NB: il succo di questo articolo è comparso oggi 3 marzo 2021 sulle pagine del Quotidiano Nazionale 

 

Base riformista si schiera: sarà guerra ‘di posizione’ nel Pd

base riformista

Base riformista si schiera, ma è guerra ‘di posizione’ nel Pd

Gli ex renziani del Pd, i riformisti dem di Base Riformista, stavolta sembra davvero che abbiano rotto gli ormeggi e, in una riunione molto partecipata e molto lunga tenuta ieri al Senato, abbiano deciso di andare alla guerra contro la segreteria di Zingaretti e le sue alleanze con M5s e Conte. Solo che, come non può che essere in una corrente di cui il ministro alla Difesa, Lorenzo Guerini, insieme a Luca Lotti, è il leader indiscusso, è una ‘guerra di posizione’, per ora, e non una ‘guerra di movimento’. Una guerriglia, insomma, più che una dichiarazione di guerra vera e propria, ecco.

A fine riunione, esce pure un comunicato che recita così: “Siamo preoccupati per il Pd. Per questo riteniamo prioritario mettere in sicurezza il Pd attraverso un percorso di rigenerazione che non può che passare da una discussione congressuale, l’unica in grado di coinvolgere tutta la comunità democratica” sottolineano fonti di Base riformista al termine dell’assemblea dell’area che fa capo a Lorenzo Guerini e Luca Lotti. “Noi speriamo che da qui al 13 si trovino le modalità per avviare questa discussione, tutti insieme.

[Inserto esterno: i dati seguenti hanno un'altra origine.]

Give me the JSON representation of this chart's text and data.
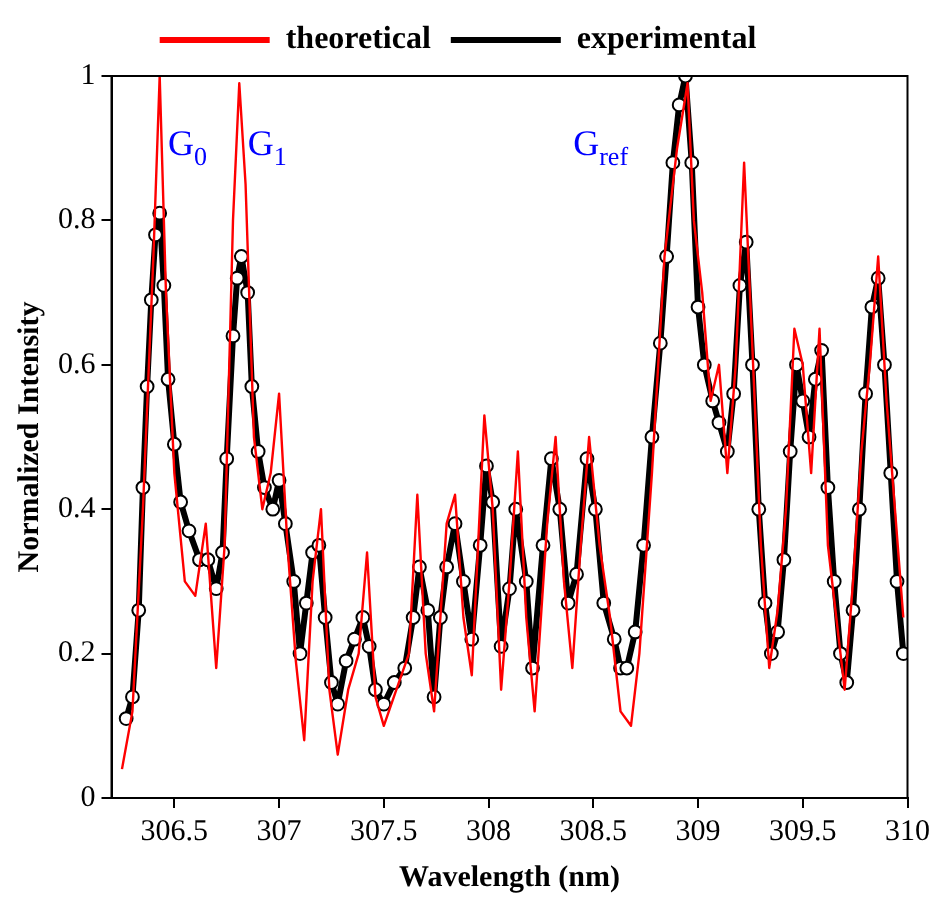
{
  "chart_data": {
    "type": "line",
    "xlabel": "Wavelength (nm)",
    "ylabel": "Normalized Intensity",
    "xlim": [
      306.2,
      310
    ],
    "xticks": [
      306.5,
      307,
      307.5,
      308,
      308.5,
      309,
      309.5,
      310
    ],
    "ylim": [
      0,
      1
    ],
    "yticks": [
      0,
      0.2,
      0.4,
      0.6,
      0.8,
      1
    ],
    "grid": false,
    "legend": "top",
    "line_style": "solid",
    "annotations": [
      {
        "text": "G$_{0}$",
        "x": 306.47,
        "y": 0.89
      },
      {
        "text": "G$_{1}$",
        "x": 306.85,
        "y": 0.89
      },
      "G$_{ref}$"
    ],
    "series": [
      {
        "name": "theoretical",
        "color": "#ff0000",
        "marker": "none",
        "x": [
          306.25,
          306.3,
          306.35,
          306.4,
          306.43,
          306.46,
          306.5,
          306.55,
          306.6,
          306.65,
          306.7,
          306.74,
          306.78,
          306.81,
          306.84,
          306.88,
          306.92,
          306.96,
          307,
          307.04,
          307.08,
          307.12,
          307.16,
          307.2,
          307.24,
          307.28,
          307.33,
          307.38,
          307.42,
          307.46,
          307.5,
          307.56,
          307.62,
          307.66,
          307.7,
          307.74,
          307.8,
          307.84,
          307.88,
          307.92,
          307.98,
          308.02,
          308.06,
          308.1,
          308.14,
          308.18,
          308.22,
          308.28,
          308.32,
          308.36,
          308.4,
          308.44,
          308.48,
          308.53,
          308.58,
          308.63,
          308.68,
          308.72,
          308.78,
          308.84,
          308.9,
          308.95,
          308.98,
          309.02,
          309.06,
          309.1,
          309.14,
          309.18,
          309.22,
          309.26,
          309.3,
          309.34,
          309.38,
          309.42,
          309.46,
          309.5,
          309.54,
          309.58,
          309.62,
          309.66,
          309.7,
          309.74,
          309.78,
          309.82,
          309.86,
          309.9,
          309.94,
          309.98
        ],
        "values": [
          0.04,
          0.12,
          0.4,
          0.75,
          1,
          0.7,
          0.45,
          0.3,
          0.28,
          0.38,
          0.18,
          0.35,
          0.8,
          0.99,
          0.85,
          0.5,
          0.4,
          0.45,
          0.56,
          0.35,
          0.19,
          0.08,
          0.3,
          0.4,
          0.15,
          0.06,
          0.15,
          0.2,
          0.34,
          0.14,
          0.1,
          0.15,
          0.2,
          0.42,
          0.2,
          0.12,
          0.38,
          0.42,
          0.25,
          0.17,
          0.53,
          0.4,
          0.15,
          0.3,
          0.48,
          0.25,
          0.12,
          0.38,
          0.5,
          0.3,
          0.18,
          0.35,
          0.5,
          0.35,
          0.25,
          0.12,
          0.1,
          0.2,
          0.45,
          0.75,
          0.9,
          0.99,
          0.8,
          0.7,
          0.55,
          0.6,
          0.45,
          0.6,
          0.88,
          0.62,
          0.35,
          0.18,
          0.26,
          0.4,
          0.65,
          0.6,
          0.45,
          0.65,
          0.35,
          0.25,
          0.15,
          0.3,
          0.48,
          0.6,
          0.75,
          0.55,
          0.4,
          0.25
        ]
      },
      {
        "name": "experimental",
        "color": "#000000",
        "marker": "circle",
        "x": [
          306.27,
          306.3,
          306.33,
          306.35,
          306.37,
          306.39,
          306.41,
          306.43,
          306.45,
          306.47,
          306.5,
          306.53,
          306.57,
          306.62,
          306.66,
          306.7,
          306.73,
          306.75,
          306.78,
          306.8,
          306.82,
          306.85,
          306.87,
          306.9,
          306.93,
          306.97,
          307,
          307.03,
          307.07,
          307.1,
          307.13,
          307.16,
          307.19,
          307.22,
          307.25,
          307.28,
          307.32,
          307.36,
          307.4,
          307.43,
          307.46,
          307.5,
          307.55,
          307.6,
          307.64,
          307.67,
          307.71,
          307.74,
          307.77,
          307.8,
          307.84,
          307.88,
          307.92,
          307.96,
          307.99,
          308.02,
          308.06,
          308.1,
          308.13,
          308.18,
          308.21,
          308.26,
          308.3,
          308.34,
          308.38,
          308.42,
          308.47,
          308.51,
          308.55,
          308.6,
          308.63,
          308.66,
          308.7,
          308.74,
          308.78,
          308.82,
          308.85,
          308.88,
          308.91,
          308.94,
          308.97,
          309,
          309.03,
          309.07,
          309.1,
          309.14,
          309.17,
          309.2,
          309.23,
          309.26,
          309.29,
          309.32,
          309.35,
          309.38,
          309.41,
          309.44,
          309.47,
          309.5,
          309.53,
          309.56,
          309.59,
          309.62,
          309.65,
          309.68,
          309.71,
          309.74,
          309.77,
          309.8,
          309.83,
          309.86,
          309.89,
          309.92,
          309.95,
          309.98
        ],
        "values": [
          0.11,
          0.14,
          0.26,
          0.43,
          0.57,
          0.69,
          0.78,
          0.81,
          0.71,
          0.58,
          0.49,
          0.41,
          0.37,
          0.33,
          0.33,
          0.29,
          0.34,
          0.47,
          0.64,
          0.72,
          0.75,
          0.7,
          0.57,
          0.48,
          0.43,
          0.4,
          0.44,
          0.38,
          0.3,
          0.2,
          0.27,
          0.34,
          0.35,
          0.25,
          0.16,
          0.13,
          0.19,
          0.22,
          0.25,
          0.21,
          0.15,
          0.13,
          0.16,
          0.18,
          0.25,
          0.32,
          0.26,
          0.14,
          0.25,
          0.32,
          0.38,
          0.3,
          0.22,
          0.35,
          0.46,
          0.41,
          0.21,
          0.29,
          0.4,
          0.3,
          0.18,
          0.35,
          0.47,
          0.4,
          0.27,
          0.31,
          0.47,
          0.4,
          0.27,
          0.22,
          0.18,
          0.18,
          0.23,
          0.35,
          0.5,
          0.63,
          0.75,
          0.88,
          0.96,
          1,
          0.88,
          0.68,
          0.6,
          0.55,
          0.52,
          0.48,
          0.56,
          0.71,
          0.77,
          0.6,
          0.4,
          0.27,
          0.2,
          0.23,
          0.33,
          0.48,
          0.6,
          0.55,
          0.5,
          0.58,
          0.62,
          0.43,
          0.3,
          0.2,
          0.16,
          0.26,
          0.4,
          0.56,
          0.68,
          0.72,
          0.6,
          0.45,
          0.3,
          0.2
        ]
      }
    ]
  }
}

Speriamo possa partire un percorso con il segretario per riflettere sulla nostra identità, sul ruolo del Pd e anche sul rapporto con il M5s” proseguono fonti Br. “Non subito, ma dopo le elezioni amministrative, appena le condizioni della pandemia lo consentiranno, questa discussione andrà fatta. Il 2023 è un’altra era”. Sul M5s, da Base riformista spiegano ancora: “Per noi il populismo gentile non esiste, né quello maleducato. Abbiamo visto il populismo in combinazione con il sovranismo che ha prodotto i Dl sicurezza, la legge sulla legittima difesa e la definizione di ‘taxi del mare’. Noi apprezziamo l’evoluzione ma bisogna verificare se sia autentica o il grado di opportunismo. Pensiamo sia legittimo discuterne, nel Pd”.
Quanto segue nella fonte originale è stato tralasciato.